Heat shock inhibits pathogen-induced resistance mechanisms in incompatible plant hosts, leaving them vulnerable to pathogen attack. Prior exposure of organisms to non-lethal heat induces heat shock proteins and acquired thermotolerance to otherwise lethal high temperatures. The phenylpropanoid pathway is a target of heat-related inhibition but it is unknown whether thermotolerance protects this pathway or its key regulator, phenylalanine ammonia-lyase (EC 4.3.1.5, PAL). It was hypothesised that prior exposure to a heat shock pulse to induce the accumulation of heat shock proteins, specifically the 70-kDa heat shock protein (Hsp70 – inducible/Hsc70 – constitutive), would protect phenylpropanoid metabolism from heat-induced inhibition.
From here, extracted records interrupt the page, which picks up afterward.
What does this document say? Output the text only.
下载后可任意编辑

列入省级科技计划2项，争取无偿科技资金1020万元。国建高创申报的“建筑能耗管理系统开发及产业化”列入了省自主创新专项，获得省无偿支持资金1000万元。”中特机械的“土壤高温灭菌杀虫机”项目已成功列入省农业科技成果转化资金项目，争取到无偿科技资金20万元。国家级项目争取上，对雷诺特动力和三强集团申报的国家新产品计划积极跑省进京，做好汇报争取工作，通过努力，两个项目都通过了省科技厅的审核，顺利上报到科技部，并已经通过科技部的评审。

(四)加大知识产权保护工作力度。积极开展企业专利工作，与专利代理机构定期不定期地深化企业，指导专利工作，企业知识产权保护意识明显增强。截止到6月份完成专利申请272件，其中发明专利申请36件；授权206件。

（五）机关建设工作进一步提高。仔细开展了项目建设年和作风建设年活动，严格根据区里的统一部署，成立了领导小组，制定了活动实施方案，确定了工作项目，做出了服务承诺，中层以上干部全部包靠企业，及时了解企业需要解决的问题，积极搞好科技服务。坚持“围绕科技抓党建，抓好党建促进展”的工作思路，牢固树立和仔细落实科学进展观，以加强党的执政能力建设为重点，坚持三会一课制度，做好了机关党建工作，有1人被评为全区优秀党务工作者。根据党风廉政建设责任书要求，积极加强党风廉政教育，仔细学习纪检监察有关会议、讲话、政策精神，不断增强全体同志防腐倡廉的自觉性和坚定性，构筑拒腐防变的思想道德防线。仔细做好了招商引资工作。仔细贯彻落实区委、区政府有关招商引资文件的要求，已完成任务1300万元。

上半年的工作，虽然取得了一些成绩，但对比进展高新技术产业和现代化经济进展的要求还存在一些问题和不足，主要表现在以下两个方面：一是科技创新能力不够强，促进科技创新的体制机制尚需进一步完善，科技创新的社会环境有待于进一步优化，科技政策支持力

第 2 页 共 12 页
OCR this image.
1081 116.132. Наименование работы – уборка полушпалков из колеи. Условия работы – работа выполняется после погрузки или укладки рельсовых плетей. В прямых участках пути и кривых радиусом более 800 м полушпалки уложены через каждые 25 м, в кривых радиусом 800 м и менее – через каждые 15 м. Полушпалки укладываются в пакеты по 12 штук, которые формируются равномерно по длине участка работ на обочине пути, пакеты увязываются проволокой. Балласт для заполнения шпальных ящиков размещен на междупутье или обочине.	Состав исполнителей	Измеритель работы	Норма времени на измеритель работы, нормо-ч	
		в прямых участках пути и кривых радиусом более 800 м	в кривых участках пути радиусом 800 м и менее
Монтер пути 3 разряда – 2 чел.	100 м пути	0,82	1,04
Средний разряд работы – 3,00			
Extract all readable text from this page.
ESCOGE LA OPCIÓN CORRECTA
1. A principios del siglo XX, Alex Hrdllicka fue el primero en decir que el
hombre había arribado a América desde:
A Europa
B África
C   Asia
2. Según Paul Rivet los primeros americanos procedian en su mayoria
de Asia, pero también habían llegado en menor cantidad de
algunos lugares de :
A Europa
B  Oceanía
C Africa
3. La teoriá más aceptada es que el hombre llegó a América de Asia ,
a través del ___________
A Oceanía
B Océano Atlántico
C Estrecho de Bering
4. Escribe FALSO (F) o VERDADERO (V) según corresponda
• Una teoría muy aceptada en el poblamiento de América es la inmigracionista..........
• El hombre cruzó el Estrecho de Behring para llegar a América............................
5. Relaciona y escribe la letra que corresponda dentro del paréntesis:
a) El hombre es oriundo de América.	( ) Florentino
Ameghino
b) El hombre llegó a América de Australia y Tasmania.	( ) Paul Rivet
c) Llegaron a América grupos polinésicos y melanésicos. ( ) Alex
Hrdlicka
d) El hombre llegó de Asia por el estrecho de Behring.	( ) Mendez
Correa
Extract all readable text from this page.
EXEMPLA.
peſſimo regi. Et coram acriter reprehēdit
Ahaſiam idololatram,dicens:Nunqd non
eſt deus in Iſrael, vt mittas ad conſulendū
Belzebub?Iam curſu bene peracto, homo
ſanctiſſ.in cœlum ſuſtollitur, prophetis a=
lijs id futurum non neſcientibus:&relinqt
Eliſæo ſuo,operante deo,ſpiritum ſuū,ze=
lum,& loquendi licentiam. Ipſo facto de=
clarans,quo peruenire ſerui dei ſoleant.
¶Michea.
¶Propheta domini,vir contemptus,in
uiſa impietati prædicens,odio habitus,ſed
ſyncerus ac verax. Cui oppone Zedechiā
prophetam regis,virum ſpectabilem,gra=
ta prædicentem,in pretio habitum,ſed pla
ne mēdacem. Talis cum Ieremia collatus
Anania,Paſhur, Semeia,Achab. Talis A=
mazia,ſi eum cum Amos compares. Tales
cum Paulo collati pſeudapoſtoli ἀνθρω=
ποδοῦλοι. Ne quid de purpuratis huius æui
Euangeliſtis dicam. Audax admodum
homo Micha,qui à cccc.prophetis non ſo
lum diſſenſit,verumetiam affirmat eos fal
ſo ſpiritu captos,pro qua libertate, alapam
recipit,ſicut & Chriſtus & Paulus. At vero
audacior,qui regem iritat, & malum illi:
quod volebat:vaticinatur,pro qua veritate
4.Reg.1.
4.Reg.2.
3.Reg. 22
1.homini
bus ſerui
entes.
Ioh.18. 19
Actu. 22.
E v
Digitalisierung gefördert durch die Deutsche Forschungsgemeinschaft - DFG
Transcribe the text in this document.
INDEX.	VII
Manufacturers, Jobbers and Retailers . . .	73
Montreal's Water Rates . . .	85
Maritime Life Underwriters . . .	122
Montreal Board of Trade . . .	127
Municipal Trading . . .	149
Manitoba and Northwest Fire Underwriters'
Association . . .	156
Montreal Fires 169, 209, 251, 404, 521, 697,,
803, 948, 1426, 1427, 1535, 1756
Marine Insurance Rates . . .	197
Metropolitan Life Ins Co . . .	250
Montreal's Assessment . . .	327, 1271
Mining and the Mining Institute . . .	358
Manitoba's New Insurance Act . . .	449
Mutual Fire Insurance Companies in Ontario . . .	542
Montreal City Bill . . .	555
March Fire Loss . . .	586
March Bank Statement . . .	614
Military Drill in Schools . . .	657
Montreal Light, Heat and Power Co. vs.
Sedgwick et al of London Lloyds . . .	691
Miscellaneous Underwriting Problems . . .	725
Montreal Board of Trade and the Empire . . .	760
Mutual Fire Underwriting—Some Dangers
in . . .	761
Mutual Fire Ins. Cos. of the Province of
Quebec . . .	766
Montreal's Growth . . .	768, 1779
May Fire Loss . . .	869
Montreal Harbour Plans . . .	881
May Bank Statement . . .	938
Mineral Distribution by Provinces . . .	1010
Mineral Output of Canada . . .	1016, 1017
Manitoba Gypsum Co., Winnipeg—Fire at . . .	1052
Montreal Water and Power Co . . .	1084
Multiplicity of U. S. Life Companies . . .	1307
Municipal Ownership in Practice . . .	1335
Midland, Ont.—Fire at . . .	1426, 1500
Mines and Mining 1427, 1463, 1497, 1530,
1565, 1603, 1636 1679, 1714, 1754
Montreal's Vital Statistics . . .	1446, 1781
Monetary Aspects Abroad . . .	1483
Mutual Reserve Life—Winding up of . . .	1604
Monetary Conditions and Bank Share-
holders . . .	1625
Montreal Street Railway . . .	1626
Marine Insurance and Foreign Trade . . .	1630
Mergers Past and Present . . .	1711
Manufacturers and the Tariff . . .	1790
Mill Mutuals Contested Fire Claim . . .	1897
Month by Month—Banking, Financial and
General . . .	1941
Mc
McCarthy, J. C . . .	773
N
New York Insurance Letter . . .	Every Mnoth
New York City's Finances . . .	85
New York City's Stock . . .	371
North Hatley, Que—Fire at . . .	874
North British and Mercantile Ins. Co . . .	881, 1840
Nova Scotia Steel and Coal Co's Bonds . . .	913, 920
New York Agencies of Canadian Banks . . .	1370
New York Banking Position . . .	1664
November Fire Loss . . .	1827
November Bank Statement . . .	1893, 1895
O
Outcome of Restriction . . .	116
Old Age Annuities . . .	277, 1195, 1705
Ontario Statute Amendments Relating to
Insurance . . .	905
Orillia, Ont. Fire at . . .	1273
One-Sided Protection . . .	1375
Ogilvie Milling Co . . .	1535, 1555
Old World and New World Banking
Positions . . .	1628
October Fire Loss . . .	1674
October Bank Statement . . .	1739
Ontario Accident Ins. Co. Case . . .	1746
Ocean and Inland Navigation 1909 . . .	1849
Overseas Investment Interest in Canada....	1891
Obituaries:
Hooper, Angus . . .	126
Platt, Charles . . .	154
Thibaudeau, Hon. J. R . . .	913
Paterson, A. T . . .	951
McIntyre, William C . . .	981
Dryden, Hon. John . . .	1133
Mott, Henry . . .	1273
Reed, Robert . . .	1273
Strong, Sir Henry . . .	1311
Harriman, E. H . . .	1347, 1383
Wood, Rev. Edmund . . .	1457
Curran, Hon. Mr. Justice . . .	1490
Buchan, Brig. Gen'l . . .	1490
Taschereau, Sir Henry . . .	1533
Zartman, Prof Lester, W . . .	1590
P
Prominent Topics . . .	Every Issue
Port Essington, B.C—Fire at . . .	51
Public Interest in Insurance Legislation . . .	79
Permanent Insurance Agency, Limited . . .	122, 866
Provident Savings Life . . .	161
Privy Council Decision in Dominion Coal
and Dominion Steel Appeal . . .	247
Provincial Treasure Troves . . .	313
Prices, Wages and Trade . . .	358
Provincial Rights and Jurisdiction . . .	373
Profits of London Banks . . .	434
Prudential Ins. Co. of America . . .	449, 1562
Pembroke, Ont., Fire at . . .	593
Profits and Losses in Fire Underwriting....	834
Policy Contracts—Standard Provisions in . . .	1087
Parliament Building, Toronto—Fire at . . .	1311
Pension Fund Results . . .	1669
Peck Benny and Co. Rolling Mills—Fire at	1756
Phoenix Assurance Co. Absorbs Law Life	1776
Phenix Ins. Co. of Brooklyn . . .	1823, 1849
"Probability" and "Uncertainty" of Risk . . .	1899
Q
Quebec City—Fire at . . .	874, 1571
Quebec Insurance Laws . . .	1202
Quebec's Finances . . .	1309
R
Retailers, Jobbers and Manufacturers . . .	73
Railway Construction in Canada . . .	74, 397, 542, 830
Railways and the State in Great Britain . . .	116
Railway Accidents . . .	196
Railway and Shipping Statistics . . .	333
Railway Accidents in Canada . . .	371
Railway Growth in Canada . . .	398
The tomato, Lycopersicon esculentum L. cv. UC82B, transformed with PAL2-GUS, and Ralstonia solanacearum, biovar II, were used as incompatible host-pathogen model. A prior heat shock pulse induced significant accumulation of Hsp70/Hsc70 and enhanced cell viability. This protected the pathogen-activated phenylpropanoid pathway (PAL2-GUS activity, PAL enzyme activity, lignin deposition) from heat-induced inhibition and promoted cell survival after a subsequent prolonged heat shock. This study suggests phenylpropanoid metabolism as a target of Hsp70/Hsc70-related protection of the resistance response activated in tomato against avirulent strains of Ralstonia solanacearum from heat-induced inhibition during a concomitant heat shock.